Since the first influx of refugees to the United States in the late 1970s, the population of Cambodians in the US has surged to about 300,000.

Like other U.S. citizens, on November 8 those eligible to vote will head to the polls and face a stark choice, between Democrat candidate Hillary Clinton and Republican Donald Trump.

Many have already cast early ballots.

Sek Kosol, executive director of IKARE, a non-profit working to preserve Cambodian history in Saint Paul, Minnesota, says about 2,000 of the local Cambodian community have registered to vote, slightly more than the 2012 election.
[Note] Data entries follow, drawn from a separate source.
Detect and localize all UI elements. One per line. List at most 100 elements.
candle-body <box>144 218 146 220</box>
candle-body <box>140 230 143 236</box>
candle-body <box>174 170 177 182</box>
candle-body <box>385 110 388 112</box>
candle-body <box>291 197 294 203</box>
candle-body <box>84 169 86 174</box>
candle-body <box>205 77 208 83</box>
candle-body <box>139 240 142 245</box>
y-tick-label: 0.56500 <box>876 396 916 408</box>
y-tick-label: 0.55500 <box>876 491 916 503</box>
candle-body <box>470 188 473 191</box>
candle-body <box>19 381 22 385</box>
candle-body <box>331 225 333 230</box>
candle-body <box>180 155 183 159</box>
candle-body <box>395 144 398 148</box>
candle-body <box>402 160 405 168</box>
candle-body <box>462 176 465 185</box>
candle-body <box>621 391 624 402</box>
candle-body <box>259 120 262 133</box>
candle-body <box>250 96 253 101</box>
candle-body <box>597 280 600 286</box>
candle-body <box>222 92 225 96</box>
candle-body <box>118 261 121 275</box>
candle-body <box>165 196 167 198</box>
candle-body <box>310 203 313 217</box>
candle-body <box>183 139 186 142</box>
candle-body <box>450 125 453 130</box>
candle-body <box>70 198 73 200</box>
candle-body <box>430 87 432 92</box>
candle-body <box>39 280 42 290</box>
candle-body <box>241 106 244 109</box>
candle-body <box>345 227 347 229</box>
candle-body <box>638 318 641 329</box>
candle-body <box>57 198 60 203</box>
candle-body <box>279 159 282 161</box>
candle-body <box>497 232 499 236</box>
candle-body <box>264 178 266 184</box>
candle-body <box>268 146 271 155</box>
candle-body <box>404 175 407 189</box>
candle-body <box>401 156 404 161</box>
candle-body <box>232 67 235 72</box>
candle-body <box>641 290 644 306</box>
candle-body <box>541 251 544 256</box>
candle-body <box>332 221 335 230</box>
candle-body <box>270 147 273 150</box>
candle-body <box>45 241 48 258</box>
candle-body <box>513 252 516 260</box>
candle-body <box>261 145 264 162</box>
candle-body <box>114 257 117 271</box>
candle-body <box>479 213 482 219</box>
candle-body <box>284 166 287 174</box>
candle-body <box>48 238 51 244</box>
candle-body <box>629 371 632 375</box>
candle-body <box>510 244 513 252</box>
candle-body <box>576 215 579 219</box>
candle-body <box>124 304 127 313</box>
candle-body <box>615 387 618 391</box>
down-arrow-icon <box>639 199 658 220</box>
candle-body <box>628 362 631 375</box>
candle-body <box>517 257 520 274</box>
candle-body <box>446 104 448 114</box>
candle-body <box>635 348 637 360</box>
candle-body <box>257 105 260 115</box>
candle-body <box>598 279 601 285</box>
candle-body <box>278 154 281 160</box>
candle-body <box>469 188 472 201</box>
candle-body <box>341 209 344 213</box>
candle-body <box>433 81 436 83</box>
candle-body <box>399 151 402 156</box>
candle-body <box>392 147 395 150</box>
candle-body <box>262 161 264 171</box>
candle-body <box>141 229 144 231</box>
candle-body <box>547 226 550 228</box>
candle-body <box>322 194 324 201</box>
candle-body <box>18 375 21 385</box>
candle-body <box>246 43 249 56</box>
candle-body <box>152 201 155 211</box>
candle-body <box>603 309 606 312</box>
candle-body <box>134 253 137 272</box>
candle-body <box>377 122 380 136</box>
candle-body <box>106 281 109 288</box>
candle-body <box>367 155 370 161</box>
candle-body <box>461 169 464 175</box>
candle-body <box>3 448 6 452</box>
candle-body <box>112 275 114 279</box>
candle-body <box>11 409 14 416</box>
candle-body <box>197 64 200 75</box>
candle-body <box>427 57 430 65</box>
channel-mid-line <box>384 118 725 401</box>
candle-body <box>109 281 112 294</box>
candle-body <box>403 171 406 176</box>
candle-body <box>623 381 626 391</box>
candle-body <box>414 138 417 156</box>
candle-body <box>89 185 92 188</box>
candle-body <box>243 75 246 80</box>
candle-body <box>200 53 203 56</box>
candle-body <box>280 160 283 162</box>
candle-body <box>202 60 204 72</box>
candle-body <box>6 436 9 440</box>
“Through [the] community assembly at our local Buddhist temple, they encourage one another to vote next week,” he said, adding that a “language barrier” was keeping many away from the voting booth.

Those who will vote, he said, are looking for a candidate who can address the problem of enforced deportations of Cambodians. They want to “make their voice heard and to elect the candidate from the party who can address the pressing issue of deportation in the community.”

In Connecticut, home to about 4,000 Cambodians, many face a daily struggle, working in the local factories.

“The big concern for the community is making ... ends meet,” said Khouch Theanvy, who also expects a low turnout from the community come November 8.

Theanvy, who runs a health care non-profit, notes that many of the older generation “need a lot of help from their children due to language barrier.”

Cambodians are leaning more towards voting for Clinton, she added, “because [the] Republican candidate [Donald Trump] runs to restrict immigrant laws that might affect the community.”

Liang Sidney
Liang Sidney

Meanwhile, in Lowell, Massachusetts, home to the second-largest population of Cambodian-Americans after Long Beach, California, Liang Sidney, a community health worker, senses that this election may see a record high turnout.

“That is because here we have a great deal of organizations getting people to vote, including the Cambodians,” Liang said. “We also have a strong medium of Khmer media, broadcast on local TV and radio, reaching out to educate people on voter registration and their civil rights.”

Leoung Sophorn, president of the Illinois Cambodian Association, said, “to foster our growing relationship with the leaders, we really encourage people to get registered and vote on November 8.”

“This is one of the ways to make our voice heard.”

In Illinois, 80 percent of eligible Cambodian-Americans have registered to vote, Leoung adds.